Dari kebijakan tersebut lahirlah model-model ikonik seperti Toyota Agya, Daihatsu Ayla, Honda Brio Satya, Suzuki Karimun Wagon R, hingga Datsun GO. Pada masa awal peluncurannya, harga LCGC berada di kisaran Rp80–100 jutaan dan langsung disambut baik oleh pasar. Mobil tak lagi dipandang sebagai barang mewah, melainkan kebutuhan keluarga, terutama bagi pembeli mobil pertama.

Dampaknya signifikan. Penjualan mobil nasional terdongkrak, pabrik dan industri komponen berkembang, bahkan pemerintah menargetkan LCGC sebagai produk ekspor. Kementerian Perindustrian kala itu menyebut LCGC berpotensi meningkatkan ekspor otomotif hingga 20 persen dari total produksi nasional.
Bagaimana Sekarang?
Namun satu dekade berlalu, peta pasar berubah. Data Gabungan Industri Kendaraan Bermotor Indonesia (Gaikindo) menunjukkan penjualan LCGC pada 2025 hanya mencapai 130.799 unit, turun 27 persen dibandingkan 2024 yang mencatat 178.726 unit. Tren penurunan ini bahkan sudah terlihat sejak 2023, saat penjualan LCGC hampir menyentuh 200 ribu unit. Gaikindo menyebut, saat ini kendaraan elektrifikasi sudah di atas 15 persen yang berarti pasar tumbuh, namun yang menjadi korbannya saat ini adalah LCGC dan non-LCGC.
Ketua I Gaikindo Jongkie D. Sugiarto menambahkan, LCGC harus menemukan ide dan pasar baru agar tetap relevan.
“Teknologi LCGC masih ICE, sementara tren sudah ke kendaraan listrik.
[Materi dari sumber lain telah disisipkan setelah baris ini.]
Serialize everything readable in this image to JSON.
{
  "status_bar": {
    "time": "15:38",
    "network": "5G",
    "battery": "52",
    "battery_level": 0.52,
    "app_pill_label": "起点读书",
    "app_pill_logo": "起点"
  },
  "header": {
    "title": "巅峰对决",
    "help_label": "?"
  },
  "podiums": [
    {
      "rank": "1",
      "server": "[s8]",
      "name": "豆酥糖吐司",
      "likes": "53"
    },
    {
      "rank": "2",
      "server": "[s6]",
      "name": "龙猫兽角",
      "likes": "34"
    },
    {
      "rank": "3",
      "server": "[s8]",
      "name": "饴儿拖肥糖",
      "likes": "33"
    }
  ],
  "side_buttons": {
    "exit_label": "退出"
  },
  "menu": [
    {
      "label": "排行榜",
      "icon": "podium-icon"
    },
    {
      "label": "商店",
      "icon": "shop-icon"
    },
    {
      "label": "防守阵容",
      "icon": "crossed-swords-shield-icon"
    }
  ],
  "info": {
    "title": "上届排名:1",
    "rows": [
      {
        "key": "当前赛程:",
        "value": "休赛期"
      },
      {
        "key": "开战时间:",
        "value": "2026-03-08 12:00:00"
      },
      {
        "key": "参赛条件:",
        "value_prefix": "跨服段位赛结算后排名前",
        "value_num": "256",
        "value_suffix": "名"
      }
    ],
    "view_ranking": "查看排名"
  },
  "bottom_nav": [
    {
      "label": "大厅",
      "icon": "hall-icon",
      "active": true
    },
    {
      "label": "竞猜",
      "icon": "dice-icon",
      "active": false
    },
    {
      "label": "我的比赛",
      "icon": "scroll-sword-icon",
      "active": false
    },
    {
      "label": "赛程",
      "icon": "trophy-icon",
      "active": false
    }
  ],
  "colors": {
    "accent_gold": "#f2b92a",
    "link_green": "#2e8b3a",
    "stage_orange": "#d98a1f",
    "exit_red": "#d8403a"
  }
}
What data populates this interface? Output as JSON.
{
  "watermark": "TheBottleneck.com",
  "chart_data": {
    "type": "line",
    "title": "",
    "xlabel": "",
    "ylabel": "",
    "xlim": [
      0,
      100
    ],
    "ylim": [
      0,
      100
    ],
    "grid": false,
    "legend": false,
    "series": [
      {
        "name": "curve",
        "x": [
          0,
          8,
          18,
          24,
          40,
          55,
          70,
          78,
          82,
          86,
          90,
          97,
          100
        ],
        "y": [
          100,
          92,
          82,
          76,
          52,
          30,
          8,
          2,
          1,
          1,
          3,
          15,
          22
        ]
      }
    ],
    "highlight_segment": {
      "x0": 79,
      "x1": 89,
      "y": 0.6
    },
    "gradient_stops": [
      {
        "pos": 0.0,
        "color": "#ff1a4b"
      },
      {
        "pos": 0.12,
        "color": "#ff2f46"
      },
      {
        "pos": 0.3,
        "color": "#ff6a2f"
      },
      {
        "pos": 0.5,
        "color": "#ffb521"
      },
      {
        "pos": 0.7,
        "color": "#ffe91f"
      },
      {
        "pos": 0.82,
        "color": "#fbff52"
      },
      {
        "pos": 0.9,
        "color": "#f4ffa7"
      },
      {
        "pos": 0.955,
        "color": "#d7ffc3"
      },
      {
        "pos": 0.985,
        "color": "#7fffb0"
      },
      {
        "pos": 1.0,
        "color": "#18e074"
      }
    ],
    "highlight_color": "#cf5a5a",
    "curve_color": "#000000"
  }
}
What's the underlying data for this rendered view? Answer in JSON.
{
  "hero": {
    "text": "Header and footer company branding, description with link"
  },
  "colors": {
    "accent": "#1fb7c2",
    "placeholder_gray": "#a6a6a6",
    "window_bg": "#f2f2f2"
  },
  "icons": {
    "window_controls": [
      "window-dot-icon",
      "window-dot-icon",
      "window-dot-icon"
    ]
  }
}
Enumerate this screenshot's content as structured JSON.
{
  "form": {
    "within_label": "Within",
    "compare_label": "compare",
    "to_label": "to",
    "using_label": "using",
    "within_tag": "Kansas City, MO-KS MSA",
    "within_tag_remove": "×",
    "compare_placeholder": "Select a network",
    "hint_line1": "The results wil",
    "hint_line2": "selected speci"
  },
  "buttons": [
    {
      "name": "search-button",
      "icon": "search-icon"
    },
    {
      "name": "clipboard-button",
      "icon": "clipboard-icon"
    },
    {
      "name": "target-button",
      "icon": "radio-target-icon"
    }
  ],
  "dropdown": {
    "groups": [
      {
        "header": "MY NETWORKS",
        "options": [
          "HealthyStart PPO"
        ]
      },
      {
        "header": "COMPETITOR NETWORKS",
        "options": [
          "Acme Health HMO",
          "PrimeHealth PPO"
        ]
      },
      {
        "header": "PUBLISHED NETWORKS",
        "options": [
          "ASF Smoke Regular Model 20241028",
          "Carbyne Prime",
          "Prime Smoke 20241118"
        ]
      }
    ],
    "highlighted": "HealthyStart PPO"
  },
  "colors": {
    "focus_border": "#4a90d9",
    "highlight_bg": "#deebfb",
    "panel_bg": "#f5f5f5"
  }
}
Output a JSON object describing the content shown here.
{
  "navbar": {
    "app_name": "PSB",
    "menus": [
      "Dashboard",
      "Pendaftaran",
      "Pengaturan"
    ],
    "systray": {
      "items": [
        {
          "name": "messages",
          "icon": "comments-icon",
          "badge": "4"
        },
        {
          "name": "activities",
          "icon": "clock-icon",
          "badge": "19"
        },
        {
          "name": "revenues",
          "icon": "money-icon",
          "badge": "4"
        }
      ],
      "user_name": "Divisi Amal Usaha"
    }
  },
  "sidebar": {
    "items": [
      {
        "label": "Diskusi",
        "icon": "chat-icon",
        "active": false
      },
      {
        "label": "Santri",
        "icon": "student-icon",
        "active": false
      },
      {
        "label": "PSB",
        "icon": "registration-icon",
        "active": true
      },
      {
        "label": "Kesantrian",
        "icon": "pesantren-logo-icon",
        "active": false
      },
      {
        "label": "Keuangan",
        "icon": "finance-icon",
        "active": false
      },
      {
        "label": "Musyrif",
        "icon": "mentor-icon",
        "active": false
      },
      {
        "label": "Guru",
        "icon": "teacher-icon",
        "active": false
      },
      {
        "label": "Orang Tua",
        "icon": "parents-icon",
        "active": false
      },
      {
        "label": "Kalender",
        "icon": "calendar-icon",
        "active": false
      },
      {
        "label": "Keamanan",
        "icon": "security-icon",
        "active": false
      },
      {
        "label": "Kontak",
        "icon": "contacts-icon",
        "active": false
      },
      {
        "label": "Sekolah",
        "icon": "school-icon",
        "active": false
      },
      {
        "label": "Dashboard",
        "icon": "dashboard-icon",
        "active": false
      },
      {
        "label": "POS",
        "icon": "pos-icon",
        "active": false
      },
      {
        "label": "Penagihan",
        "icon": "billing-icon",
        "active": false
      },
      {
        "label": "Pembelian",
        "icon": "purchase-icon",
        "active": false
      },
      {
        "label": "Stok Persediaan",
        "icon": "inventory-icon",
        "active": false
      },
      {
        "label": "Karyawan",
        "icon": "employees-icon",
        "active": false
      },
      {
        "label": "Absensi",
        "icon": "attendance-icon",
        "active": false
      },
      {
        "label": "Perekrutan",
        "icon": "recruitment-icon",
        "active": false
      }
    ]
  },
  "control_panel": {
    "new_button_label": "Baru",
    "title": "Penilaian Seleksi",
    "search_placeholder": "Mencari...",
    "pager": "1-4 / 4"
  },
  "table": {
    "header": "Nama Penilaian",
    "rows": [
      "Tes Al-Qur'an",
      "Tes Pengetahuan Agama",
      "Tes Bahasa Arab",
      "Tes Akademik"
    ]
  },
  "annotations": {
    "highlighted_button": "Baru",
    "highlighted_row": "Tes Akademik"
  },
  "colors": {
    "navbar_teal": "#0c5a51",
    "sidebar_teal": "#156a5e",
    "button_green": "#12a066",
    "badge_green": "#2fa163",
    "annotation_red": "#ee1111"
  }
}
Tapi Indonesia luas, tidak semua wilayah siap EV. LCGC harus cari ceruk pasarnya sendiri,” jelas Jongkie diktuip dari Detik.com.
Kini, peran LCGC perlahan digeser oleh LMPV murah, mobil hybrid, hingga mobil listrik entry-level asal China dengan harga di bawah Rp200 juta. LCGC memang jawaban pada masanya. Tantangan hari ini bukan sekadar murah, melainkan benar-benar ramah lingkungan dan relevan dengan kebutuhan konsumen modern.